Fonterra’s hybrid capital structure is an oddball.
Only farmers can own and control shares, but market punters can invest in listed dividend-carrying, non-voting units in those shares.
Market commentators say the structure creates tension between investor classes with Fonterra constitutionally bound to pay the highest milk price possible to its farmer-owners, but also expected to deliver robust dividends.
In short, Fonterra’s identity and purpose has become confused, which has contributed to its failure to be our national champion.
Its recent financial performances have sparked calls for the company to be broken up into a farmer co-operative and a separate listed company which could pursue outside capital to fund high-value product business.
The concept was mooted by Fonterra leaders about 10 years ago but shot down by farmer-shareholders. The compromise was the hybrid structure called Trading Among Farmers (TAF) in 2012.

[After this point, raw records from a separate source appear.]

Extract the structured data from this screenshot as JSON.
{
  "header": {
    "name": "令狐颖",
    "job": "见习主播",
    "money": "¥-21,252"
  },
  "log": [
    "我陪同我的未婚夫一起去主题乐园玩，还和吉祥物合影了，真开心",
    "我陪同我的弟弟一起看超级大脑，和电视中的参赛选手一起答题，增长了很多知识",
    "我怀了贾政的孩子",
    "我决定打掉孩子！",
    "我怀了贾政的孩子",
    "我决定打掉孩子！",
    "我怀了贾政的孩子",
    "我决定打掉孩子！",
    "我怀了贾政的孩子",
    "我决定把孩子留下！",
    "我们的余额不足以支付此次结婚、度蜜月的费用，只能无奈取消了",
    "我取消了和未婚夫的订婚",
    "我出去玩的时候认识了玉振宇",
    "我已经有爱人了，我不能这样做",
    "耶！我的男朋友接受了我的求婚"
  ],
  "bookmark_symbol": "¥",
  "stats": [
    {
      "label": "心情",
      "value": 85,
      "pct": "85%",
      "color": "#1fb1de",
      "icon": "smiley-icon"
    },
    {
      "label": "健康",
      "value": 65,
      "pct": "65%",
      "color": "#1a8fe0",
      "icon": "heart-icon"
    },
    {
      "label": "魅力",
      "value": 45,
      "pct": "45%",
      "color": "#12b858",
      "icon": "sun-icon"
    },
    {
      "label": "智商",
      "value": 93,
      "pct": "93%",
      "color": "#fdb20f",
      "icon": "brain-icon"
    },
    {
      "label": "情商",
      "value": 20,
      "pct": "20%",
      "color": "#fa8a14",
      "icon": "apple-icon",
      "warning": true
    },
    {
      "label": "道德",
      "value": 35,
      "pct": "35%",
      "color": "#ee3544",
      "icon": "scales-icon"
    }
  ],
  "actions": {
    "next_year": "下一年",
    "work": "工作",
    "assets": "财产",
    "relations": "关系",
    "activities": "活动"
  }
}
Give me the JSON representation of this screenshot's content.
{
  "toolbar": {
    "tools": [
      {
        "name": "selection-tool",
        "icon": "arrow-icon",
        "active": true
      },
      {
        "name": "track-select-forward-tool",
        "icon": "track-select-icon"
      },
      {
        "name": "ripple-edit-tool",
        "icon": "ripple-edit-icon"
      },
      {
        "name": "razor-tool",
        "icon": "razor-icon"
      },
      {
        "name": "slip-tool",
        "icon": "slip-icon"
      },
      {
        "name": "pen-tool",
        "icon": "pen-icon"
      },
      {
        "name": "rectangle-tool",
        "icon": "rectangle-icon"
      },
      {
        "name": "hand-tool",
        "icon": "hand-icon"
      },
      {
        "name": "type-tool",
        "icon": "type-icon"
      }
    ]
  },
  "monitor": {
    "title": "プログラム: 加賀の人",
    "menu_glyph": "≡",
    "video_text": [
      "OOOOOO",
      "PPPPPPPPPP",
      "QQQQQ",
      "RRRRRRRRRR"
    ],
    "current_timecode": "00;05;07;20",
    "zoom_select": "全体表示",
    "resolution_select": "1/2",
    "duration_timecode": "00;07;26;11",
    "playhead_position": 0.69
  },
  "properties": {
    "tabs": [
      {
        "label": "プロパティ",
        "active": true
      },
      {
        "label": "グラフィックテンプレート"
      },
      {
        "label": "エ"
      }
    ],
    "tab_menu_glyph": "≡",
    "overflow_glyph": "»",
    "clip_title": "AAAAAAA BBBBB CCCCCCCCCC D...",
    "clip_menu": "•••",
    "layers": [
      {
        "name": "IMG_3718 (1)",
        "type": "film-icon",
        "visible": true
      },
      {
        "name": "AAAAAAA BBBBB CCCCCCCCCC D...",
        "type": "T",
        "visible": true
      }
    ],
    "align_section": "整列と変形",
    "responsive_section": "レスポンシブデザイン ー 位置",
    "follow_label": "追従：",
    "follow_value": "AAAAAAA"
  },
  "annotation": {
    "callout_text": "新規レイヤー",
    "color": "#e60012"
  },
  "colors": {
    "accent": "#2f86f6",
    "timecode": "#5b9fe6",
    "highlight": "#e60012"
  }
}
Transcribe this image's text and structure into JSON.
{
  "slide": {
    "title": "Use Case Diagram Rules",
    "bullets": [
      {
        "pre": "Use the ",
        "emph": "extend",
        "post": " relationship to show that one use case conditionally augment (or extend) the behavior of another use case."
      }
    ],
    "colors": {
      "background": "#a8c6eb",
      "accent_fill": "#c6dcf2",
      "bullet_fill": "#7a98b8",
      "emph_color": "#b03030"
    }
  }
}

But one issue Monaghan does want to see debated soon is the Fonterra director election process.
Another controversial oddball, it sees aspiring farmer-directors, who dominate the board, nominated for election by either the board or by a group of backing farmers. All nominees can opt to go before Fonterra’s “independent selection panel”.
A shareholder backlash in elections late last year saw one sitting board-recommended director voted off and three new farmer directors voted in – two of whom notably were nominated by farmers and chose to bypass the panel.
Clearly smarting from that outcome, Monaghan wants a review begun in the new year.
“The only way the owners can represent their disappointment is at the ballot box……(but) one thing we don’t want is people coming on to the board on what I call a single issue of the day. We are a global business, not a place to arrive on training wheels.”
In the next breath he says: “Our board is new, it hasn’t got the depth of governance experience maybe, but it has got a lot of capability and there is no-one on there who is not contributing.”
Past chairmen of Fonterra have been accused of meddling in daily management – having “their hands in the gearbox”, as critics put it.
Monaghan says that won’t be his style.
“We’ve had some strong personalities. I don’t want to speak about the past but what I can say is ….we have refined our governance agenda.”
The board will meet less this year, a number of work groups have been axed and sub-committees refined to put a strong focus on issues affecting profitability, he says.
“It’s very important to me that I have management speaking for the business. I believe in utilising bench strength and I believe you’ll see that demonstrated.
“I look where the share price is for our farmer-owners and unit holders and I’m very aware of the effect of the lower share price on their investments. We are very focused on doing something about that… and with some urgency.”
Meanwhile, Monaghan’s not short of advice from those “strong personalities”.
“I get a lot of advice from ex-leaders, there are a lot of big personalities around the dairy industry.
“But I’m very much my own man and with respect, the leaders from yesterday won’t give us the answers to today’s and tomorrow’s problems we face.”